IBM has expanded its Watson Decision Platform for Agriculture to include AI technology tailored for new crops and specific regions to help feed the Earth’s growing population.
For the first time, IBM is offering a global agriculture solution that combines predictive technology with data from The Weather Company, an IBM Business, and loT data to help give farmers around the world insights about planning, plowing, planting, spraying and harvesting.
New crop models include potato, but also corn, wheat, soy, cotton, and sugar cane with more coming soon. These models will now be available in the U.S., Canada, Mexico, and Brazil, as well as markets across Europe, Africa, and Australia.
“These days farmers don’t just farm food, they also cultivate data – from drones flying over fields to smart irrigation systems, and loT sensors affixed to combines, seeders, sprayers, and other equipment,” noted Kristen Lauria, general manager of Watson Media and Weather Solutions, IBM. “Most of the time, this data is left on the vine – never analyzed or used to derive insights. Watson Decision Platform for Agriculture aims to change that by offering tools and solutions to help growers make more informed decisions about their crop,” Lauria went on.
The average farm generates an estimated 500,000 data points per day, which will grow to 4m data points by 2036. Applying AI and analysis to the aggregated field, machine, and environmental data can help improve shared insights between growers and enterprises across the agriculture ecosystem. With a better view of the fields, growers can see what’s working on certain farms and share best practices with other farmers.

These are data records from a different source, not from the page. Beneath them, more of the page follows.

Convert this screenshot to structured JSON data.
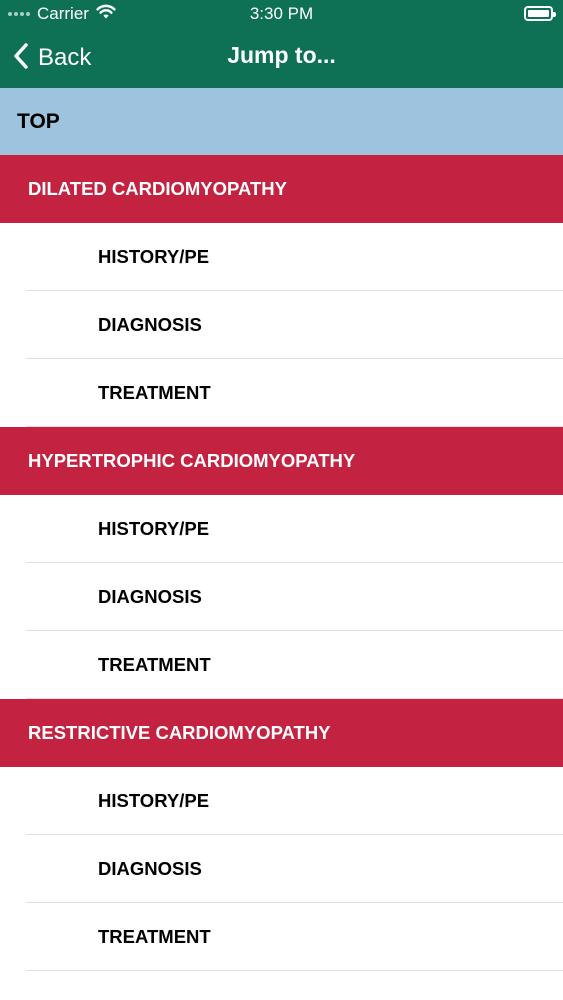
{
  "status_bar": {
    "carrier": "Carrier",
    "time": "3:30 PM"
  },
  "nav": {
    "back_label": "Back",
    "title": "Jump to..."
  },
  "list": {
    "top_label": "TOP",
    "sections": [
      {
        "title": "DILATED CARDIOMYOPATHY",
        "items": [
          "HISTORY/PE",
          "DIAGNOSIS",
          "TREATMENT"
        ]
      },
      {
        "title": "HYPERTROPHIC CARDIOMYOPATHY",
        "items": [
          "HISTORY/PE",
          "DIAGNOSIS",
          "TREATMENT"
        ]
      },
      {
        "title": "RESTRICTIVE CARDIOMYOPATHY",
        "items": [
          "HISTORY/PE",
          "DIAGNOSIS",
          "TREATMENT"
        ]
      }
    ]
  },
  "colors": {
    "nav_bar": "#0e7156",
    "top_row": "#9ec3de",
    "section_header": "#c42241"
  }
}
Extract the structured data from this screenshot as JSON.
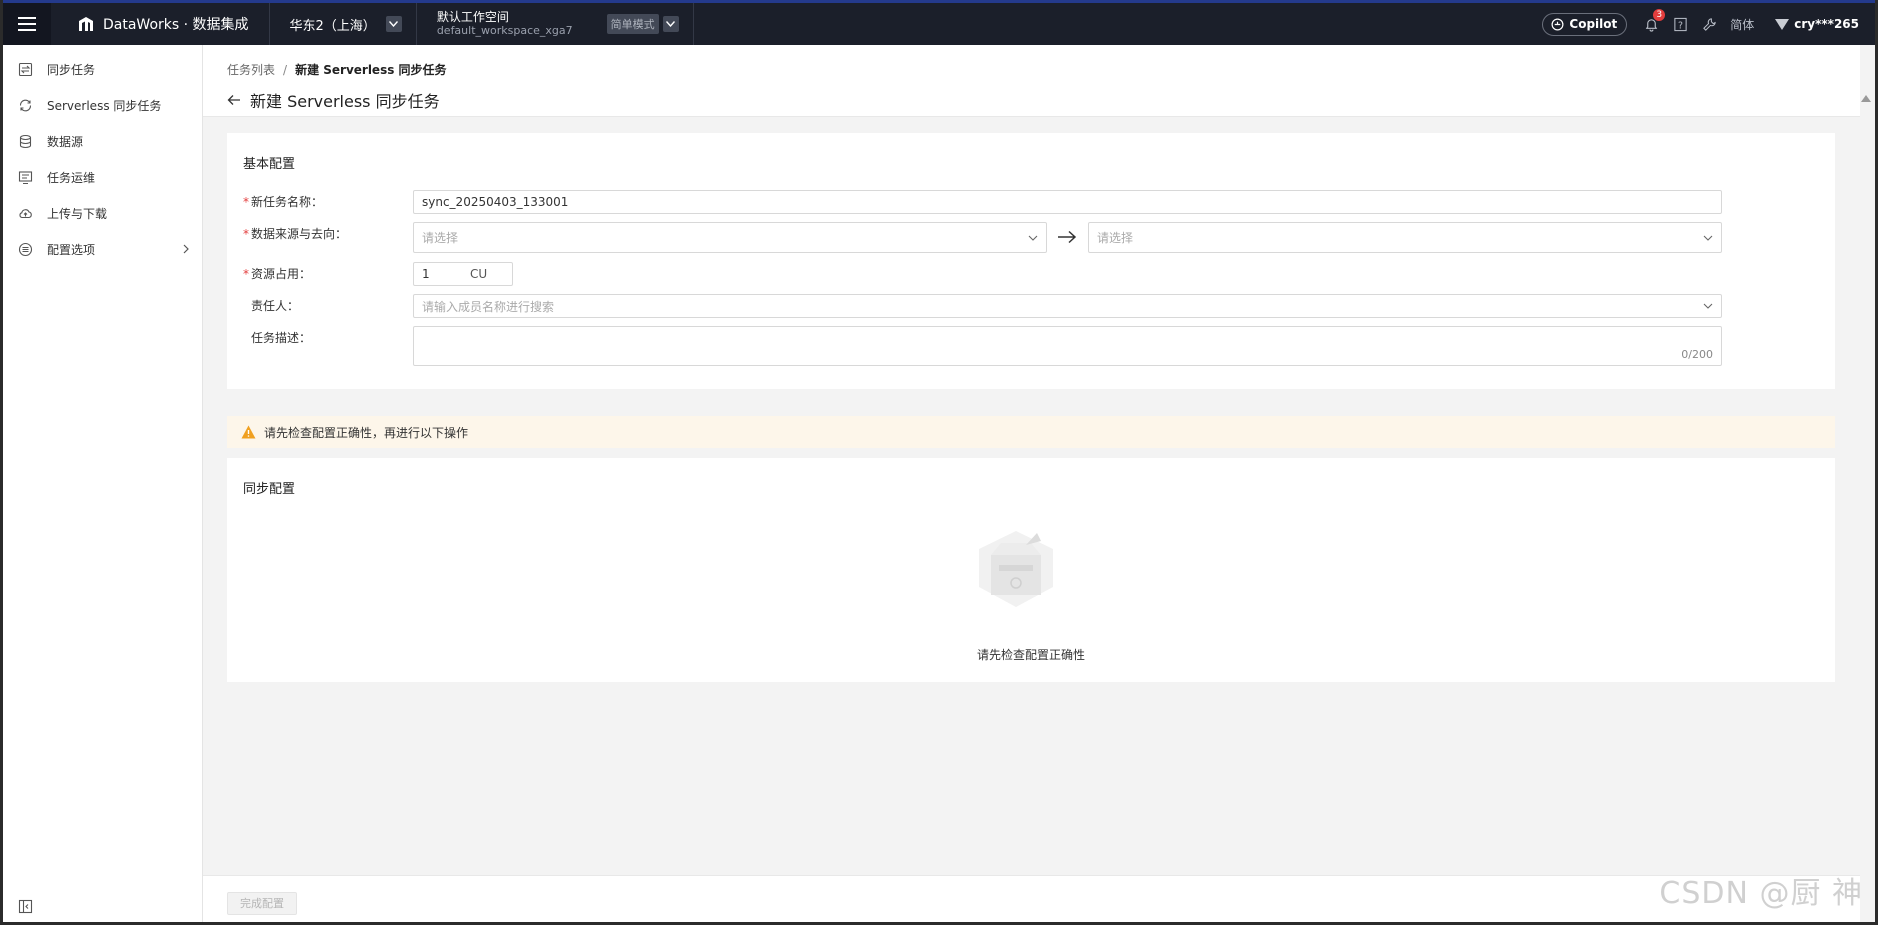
{
  "topbar": {
    "brand": "DataWorks · 数据集成",
    "region": "华东2（上海）",
    "workspace_name": "默认工作空间",
    "workspace_id": "default_workspace_xga7",
    "mode": "简单模式",
    "copilot": "Copilot",
    "notification_count": "3",
    "language": "简体",
    "user": "cry***265",
    "accent_color": "#243a8c"
  },
  "sidebar": {
    "items": [
      {
        "label": "同步任务",
        "icon": "sync-task-icon"
      },
      {
        "label": "Serverless 同步任务",
        "icon": "serverless-sync-icon"
      },
      {
        "label": "数据源",
        "icon": "database-icon"
      },
      {
        "label": "任务运维",
        "icon": "ops-icon"
      },
      {
        "label": "上传与下载",
        "icon": "cloud-upload-icon"
      },
      {
        "label": "配置选项",
        "icon": "config-icon"
      }
    ]
  },
  "header": {
    "breadcrumb_root": "任务列表",
    "breadcrumb_separator": "/",
    "breadcrumb_current": "新建 Serverless 同步任务",
    "title": "新建 Serverless 同步任务"
  },
  "basic": {
    "title": "基本配置",
    "task_name_label": "新任务名称：",
    "task_name_value": "sync_20250403_133001",
    "source_label": "数据来源与去向：",
    "source_placeholder": "请选择",
    "target_placeholder": "请选择",
    "resource_label": "资源占用：",
    "resource_value": "1",
    "resource_unit": "CU",
    "owner_label": "责任人：",
    "owner_placeholder": "请输入成员名称进行搜索",
    "desc_label": "任务描述：",
    "desc_counter": "0/200",
    "required_mark": "*"
  },
  "warning": {
    "text": "请先检查配置正确性，再进行以下操作",
    "color": "#f0a020"
  },
  "sync": {
    "title": "同步配置",
    "empty_text": "请先检查配置正确性"
  },
  "footer": {
    "finish_label": "完成配置"
  },
  "watermark": "CSDN @厨 神"
}
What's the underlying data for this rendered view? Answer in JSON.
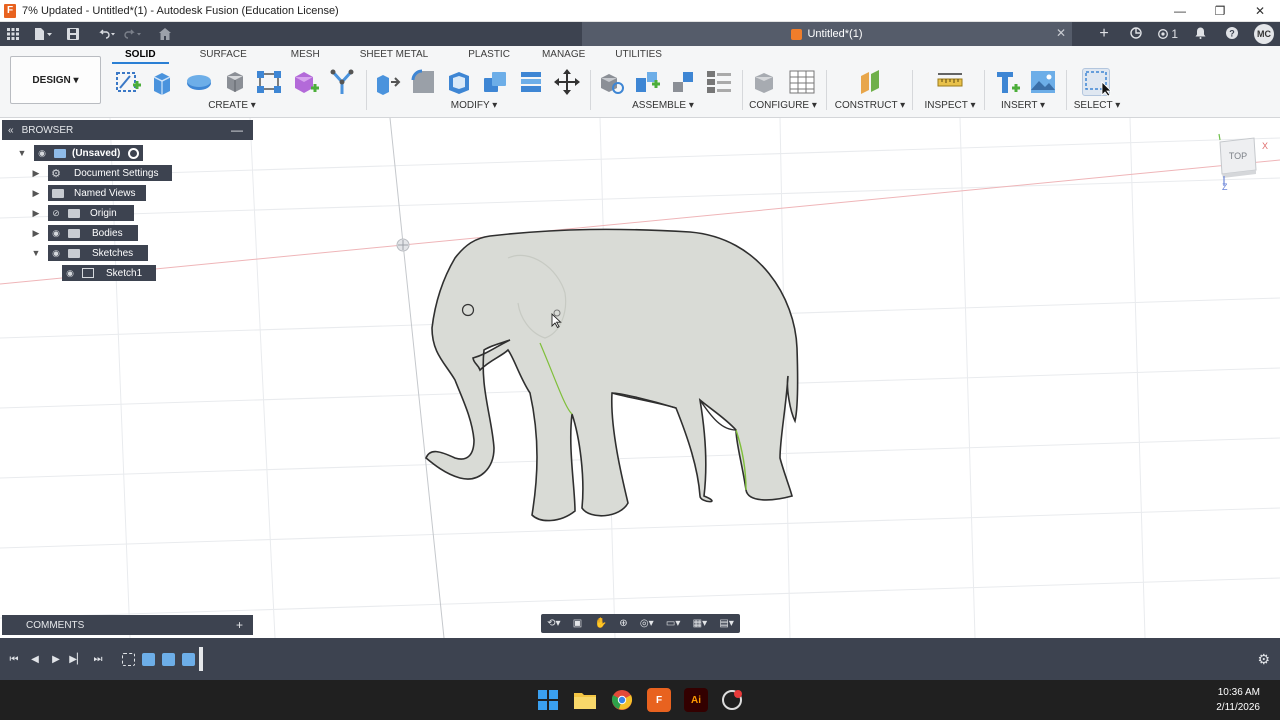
{
  "window": {
    "title": "7% Updated - Untitled*(1) - Autodesk Fusion (Education License)",
    "logo_glyph": "F",
    "minimize": "—",
    "maximize": "❐",
    "close": "✕"
  },
  "tabbar": {
    "doc_tab": "Untitled*(1)",
    "doc_close": "✕",
    "add_tab": "+",
    "job_count": "1",
    "user_initials": "MC"
  },
  "ribbon": {
    "tabs": [
      "SOLID",
      "SURFACE",
      "MESH",
      "SHEET METAL",
      "PLASTIC",
      "MANAGE",
      "UTILITIES"
    ],
    "active_tab": "SOLID",
    "workspace": "DESIGN ▾",
    "groups": {
      "create": "CREATE ▾",
      "modify": "MODIFY ▾",
      "assemble": "ASSEMBLE ▾",
      "configure": "CONFIGURE ▾",
      "construct": "CONSTRUCT ▾",
      "inspect": "INSPECT ▾",
      "insert": "INSERT ▾",
      "select": "SELECT ▾"
    }
  },
  "browser": {
    "title": "BROWSER",
    "items": [
      {
        "label": "(Unsaved)"
      },
      {
        "label": "Document Settings"
      },
      {
        "label": "Named Views"
      },
      {
        "label": "Origin"
      },
      {
        "label": "Bodies"
      },
      {
        "label": "Sketches"
      },
      {
        "label": "Sketch1"
      }
    ]
  },
  "viewcube": {
    "face": "TOP",
    "x_axis": "X",
    "z_axis": "Z"
  },
  "comments": {
    "title": "COMMENTS",
    "add": "+"
  },
  "taskbar": {
    "time": "10:36 AM",
    "date": "2/11/2026",
    "fusion_label": "F",
    "illustrator_label": "Ai"
  },
  "colors": {
    "panel_dark": "#3d4350",
    "ribbon_bg": "#f5f6f7",
    "accent_blue": "#2a7fd4",
    "body_fill": "#d9dbd6",
    "sketch_green": "#7fbf3a"
  }
}
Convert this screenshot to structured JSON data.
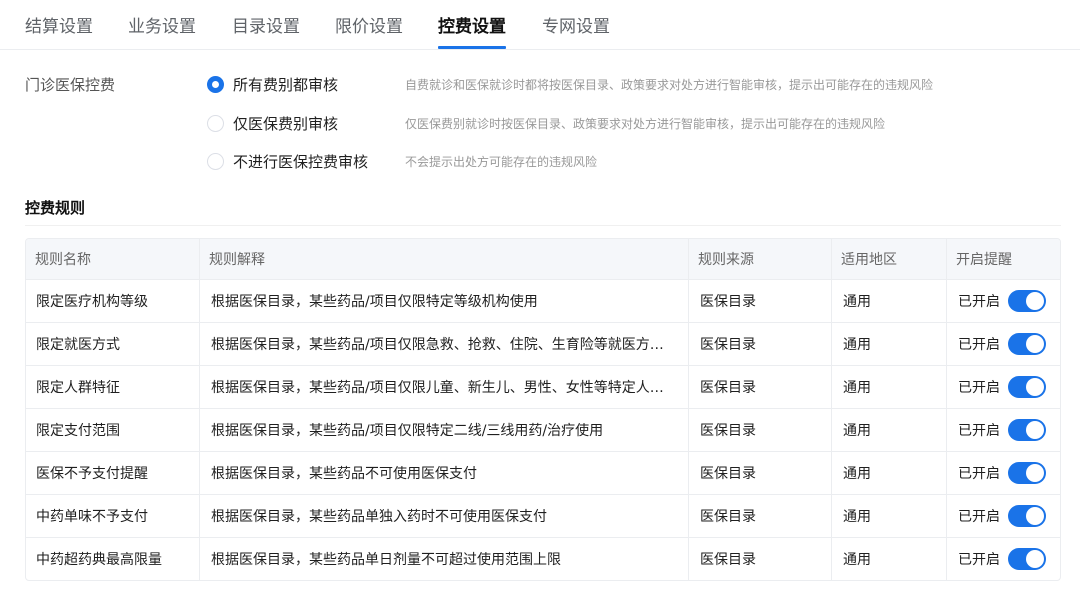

The platform assesses data in an electronic field record to identify and communicate crop management patterns and insights. Enterprise businesses such as food companies, grain processors, or produce distributors can then work with farmers to leverage those insights. It helps track crop yield as well as the environmental, weather and plant biologic conditions that go into a good or bad yield, such as irrigation management, pest and disease risk analysis and cohort analysis for comparing similar subsets of fields.
The result isn’t just more productive farmers. Watson Decision Platform for Agriculture could help identify the best crop irrigation practices for farmers to use in drought-stricken areas like California. It could aid to deliver French fries for a fast food chain that needs longer – not fatter – potatoes from its network of growers. Or it could help a beer distributor produce a more affordable premium beer by growing higher quality barley that meets the standard required to become malting barley.
Watson Decision Platform for Agriculture is built on IBM PAIRS Geoscope from IBM Research, which quickly processes massive, complex geospatial and time-based datasets collected by satellites, drones, aerial flights, millions of IoT sensors and weather models. It crunches large, complex data and creates insights quickly and easily so farmers and food companies can focus on growing crops for global communities.